Spring at The Dry Tortugas
It’s been another beautiful week at the Dry Tortugas. The water has been really clear across the Quicksands (an area of shifting sandy bottom west of the Marquesas where both the Spanish galleons Nuestra Señora de Atocha and the Santa Margarita were found by Mel Fisher in the 1980’s). These conditions have made for excellent turtle watching. We even saw 3 pairs of mating turtles during our ride home on Saturday.

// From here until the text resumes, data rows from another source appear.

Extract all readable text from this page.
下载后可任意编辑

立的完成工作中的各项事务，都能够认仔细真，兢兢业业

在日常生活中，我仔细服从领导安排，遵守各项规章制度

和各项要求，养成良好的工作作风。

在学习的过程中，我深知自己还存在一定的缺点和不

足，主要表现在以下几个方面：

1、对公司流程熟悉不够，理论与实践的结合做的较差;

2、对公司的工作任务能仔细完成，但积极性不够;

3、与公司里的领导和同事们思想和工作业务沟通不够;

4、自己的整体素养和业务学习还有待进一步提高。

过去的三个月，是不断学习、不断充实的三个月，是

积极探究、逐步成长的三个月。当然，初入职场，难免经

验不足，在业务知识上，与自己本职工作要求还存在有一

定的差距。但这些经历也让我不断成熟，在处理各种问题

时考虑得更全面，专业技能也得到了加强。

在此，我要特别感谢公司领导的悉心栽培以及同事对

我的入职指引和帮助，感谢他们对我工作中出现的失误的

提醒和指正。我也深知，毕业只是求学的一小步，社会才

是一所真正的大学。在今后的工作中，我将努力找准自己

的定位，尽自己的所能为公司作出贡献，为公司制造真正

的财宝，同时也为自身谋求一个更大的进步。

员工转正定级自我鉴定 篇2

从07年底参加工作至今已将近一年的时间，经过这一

Spring Migration will peak in the next few weeks and the bird watching has been awesome. Masked Booby’s have nested on Hospital Key, Sooty and Noddy Terns are raising young on Bush Key. Bridled and Roseate Terns will arrive soon. We saw a variety of warblers this week including Swainson’s, Blue-winged, Hooded, Worm-eating, Parula, Black-and-white, Prairie, Prothonotary, Blackburian, Cape May, and Palm, as well as Ovenbirds, and Northern and Louisiana Waterthrush. Orchard Orioles, Summer and Scarlet Tanagers, Yellow-billed Cuckoos, Peregrins, Merlins, Kestrals, were all spotted in the 10 acre parade ground of Fort Jefferson. It’s a great time to break out the binoculars and head to the Tortugas.
Saturday was Junior Ranger Day at the Dry Tortugas and all the children on board completed their workbooks and were sworn in as Junior Rangers by the Superintendent of Everglades and The Dry Tortugas National Parks, Dan Kimball.
Hope to see you soon aboard the Yankee Freedom II!